片岡選手は今季からポイントを後ろにずらしている。ポイントを後ろにずらすとは、ボールをピッチャー寄りではなく、よりキャッチャーに近い方まで呼び寄せて打つということ。これはイチロー選手が得意とする打ち方なのだが、ポイントを後ろにずらすことでわざと打球を詰まらせ、バットにボールを乗せて運んでいくという打ち方となる。打つというよりは、まさに運ぶという表現がピッタリの打法だ。だが片岡選手の場合、この打法がまだ身体に馴染んでいないのだろう。
筆者が見ている限りこの打ち方に関して思うことは、片岡選手は打つボールを間違えているということだ。間違えていると言うと聞こえが悪く、少々おこがましいのだが、もし筆者が片岡選手と同じ打法で打つとすれば、ストレートを待つことはしないだろう。変化球に合わせながら、ストレートにも対応して行くという考え方にシフトすると思う。と言うのは、ストレートという球種は速ければ速いほど点でしか捕えられなくなる。つまり詰まらせて打とうとするとボールはバットの細い部分をこするだけになってしまい(バットの太さの幅しか使えない)、ポップフライになりやすくなる。

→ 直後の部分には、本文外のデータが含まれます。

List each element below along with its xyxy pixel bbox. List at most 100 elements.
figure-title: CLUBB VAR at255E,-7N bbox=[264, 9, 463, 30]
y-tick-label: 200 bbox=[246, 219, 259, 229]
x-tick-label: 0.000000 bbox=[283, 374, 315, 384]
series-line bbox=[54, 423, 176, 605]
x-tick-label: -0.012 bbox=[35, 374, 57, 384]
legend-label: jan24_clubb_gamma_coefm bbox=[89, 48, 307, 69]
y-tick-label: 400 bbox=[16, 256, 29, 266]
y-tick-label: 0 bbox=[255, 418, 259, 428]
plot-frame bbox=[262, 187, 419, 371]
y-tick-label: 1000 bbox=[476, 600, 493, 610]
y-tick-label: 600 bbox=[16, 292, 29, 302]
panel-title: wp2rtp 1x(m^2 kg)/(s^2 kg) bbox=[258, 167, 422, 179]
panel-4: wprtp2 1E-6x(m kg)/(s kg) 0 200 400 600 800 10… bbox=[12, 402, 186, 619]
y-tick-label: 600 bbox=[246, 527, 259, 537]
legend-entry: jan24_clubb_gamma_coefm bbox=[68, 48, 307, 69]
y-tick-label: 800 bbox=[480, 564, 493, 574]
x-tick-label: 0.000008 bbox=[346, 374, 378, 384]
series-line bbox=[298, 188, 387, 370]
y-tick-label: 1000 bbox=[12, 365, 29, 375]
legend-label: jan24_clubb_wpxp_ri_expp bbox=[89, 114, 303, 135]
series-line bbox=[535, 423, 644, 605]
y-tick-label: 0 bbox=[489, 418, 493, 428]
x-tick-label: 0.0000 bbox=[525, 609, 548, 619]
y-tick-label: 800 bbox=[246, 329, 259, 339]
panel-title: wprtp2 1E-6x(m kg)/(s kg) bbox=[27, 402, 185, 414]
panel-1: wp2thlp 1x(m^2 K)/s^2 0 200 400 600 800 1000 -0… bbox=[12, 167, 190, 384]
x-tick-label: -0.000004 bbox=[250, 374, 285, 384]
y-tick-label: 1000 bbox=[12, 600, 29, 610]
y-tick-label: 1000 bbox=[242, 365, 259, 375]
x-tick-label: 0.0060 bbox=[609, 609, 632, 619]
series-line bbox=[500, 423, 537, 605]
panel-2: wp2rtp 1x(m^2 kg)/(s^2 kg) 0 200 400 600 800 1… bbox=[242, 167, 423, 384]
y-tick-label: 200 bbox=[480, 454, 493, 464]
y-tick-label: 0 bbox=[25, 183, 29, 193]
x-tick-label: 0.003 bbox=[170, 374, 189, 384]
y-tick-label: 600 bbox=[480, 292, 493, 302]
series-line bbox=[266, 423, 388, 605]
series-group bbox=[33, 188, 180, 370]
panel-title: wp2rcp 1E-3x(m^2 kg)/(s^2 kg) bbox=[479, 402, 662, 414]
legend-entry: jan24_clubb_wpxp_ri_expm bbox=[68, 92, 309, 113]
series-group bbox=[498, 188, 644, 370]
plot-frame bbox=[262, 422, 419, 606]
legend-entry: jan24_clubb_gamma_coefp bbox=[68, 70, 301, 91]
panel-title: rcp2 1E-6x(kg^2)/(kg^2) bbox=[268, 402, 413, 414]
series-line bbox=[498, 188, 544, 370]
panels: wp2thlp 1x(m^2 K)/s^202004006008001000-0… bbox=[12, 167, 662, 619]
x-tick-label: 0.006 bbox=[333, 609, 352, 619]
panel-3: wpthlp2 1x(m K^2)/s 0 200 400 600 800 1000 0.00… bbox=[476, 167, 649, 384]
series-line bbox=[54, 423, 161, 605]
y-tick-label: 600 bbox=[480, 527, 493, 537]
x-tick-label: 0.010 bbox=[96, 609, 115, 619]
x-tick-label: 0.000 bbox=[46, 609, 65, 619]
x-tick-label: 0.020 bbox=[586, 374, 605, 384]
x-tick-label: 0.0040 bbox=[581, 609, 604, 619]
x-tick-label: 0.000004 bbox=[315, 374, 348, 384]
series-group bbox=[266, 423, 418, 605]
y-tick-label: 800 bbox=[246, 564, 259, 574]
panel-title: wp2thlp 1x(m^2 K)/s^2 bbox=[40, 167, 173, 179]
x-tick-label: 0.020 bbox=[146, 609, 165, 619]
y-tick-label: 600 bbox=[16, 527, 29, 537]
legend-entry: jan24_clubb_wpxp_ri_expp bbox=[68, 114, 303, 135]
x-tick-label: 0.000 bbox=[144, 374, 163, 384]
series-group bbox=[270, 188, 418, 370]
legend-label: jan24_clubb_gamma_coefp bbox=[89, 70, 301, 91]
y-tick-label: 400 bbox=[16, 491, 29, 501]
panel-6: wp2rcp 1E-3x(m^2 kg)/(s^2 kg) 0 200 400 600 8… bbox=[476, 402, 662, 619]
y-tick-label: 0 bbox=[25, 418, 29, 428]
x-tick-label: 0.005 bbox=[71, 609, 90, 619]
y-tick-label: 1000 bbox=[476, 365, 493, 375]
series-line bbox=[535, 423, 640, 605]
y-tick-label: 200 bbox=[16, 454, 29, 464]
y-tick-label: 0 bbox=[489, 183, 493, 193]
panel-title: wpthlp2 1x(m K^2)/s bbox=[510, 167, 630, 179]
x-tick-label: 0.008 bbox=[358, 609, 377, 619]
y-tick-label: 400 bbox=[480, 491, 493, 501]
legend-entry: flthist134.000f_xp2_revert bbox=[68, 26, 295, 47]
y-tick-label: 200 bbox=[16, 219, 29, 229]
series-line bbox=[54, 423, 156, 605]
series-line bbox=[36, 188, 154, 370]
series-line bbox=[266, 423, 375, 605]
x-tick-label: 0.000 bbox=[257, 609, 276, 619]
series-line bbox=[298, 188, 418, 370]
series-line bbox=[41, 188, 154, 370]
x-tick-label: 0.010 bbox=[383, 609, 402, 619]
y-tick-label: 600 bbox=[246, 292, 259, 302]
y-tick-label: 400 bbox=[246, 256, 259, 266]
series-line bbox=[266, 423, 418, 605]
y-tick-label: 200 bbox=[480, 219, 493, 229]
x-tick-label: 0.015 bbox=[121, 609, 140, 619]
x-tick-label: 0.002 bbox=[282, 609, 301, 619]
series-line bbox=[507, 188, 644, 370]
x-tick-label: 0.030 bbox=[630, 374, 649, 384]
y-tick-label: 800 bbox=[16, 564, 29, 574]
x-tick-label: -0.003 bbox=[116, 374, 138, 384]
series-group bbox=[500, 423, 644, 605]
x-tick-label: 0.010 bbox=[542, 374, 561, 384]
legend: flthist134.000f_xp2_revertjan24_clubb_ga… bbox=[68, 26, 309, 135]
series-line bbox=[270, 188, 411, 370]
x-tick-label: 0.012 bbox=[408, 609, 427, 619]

逆に変化球の場合ならボールを線で捕えられるようになるため、バットの「太さの幅」だけではなく、バットの「長さの幅」も使えるようになるわけだ。そうすることによって初めて片岡選手が今取り組んでいる打法が活きてくる。日本人選手のほぼ100%に近い選手たちは、基本はストレートを待って変化球にも対応するという考え方だと思う。だがイチロー選手はまったく逆だ。変化球に合わせながらストレートにも対応して行くというスタンス。だからこそボールをバットに乗せて「運べる」のだ。
もし去年に続き今年も不調が続くようであれば、さすがの渡辺監督も打順を組み替える必要に迫られるだろう。だがそれはライオンズというチームにとってはベストではない。ベストは当然、片岡選手が3割前後の打率、4割前後の出塁率をマークすることだ。そうすればチームの得点力はもっと向上するはずだし、片岡選手自身の盗塁数ももっと増えてくるはずだ。チームが波に乗るためにも先頭打者の勢いは欠かせない。だからこそ片岡選手には一日でも早く覚醒してもらい、チームの勝利に貢献してもらいたいと思う。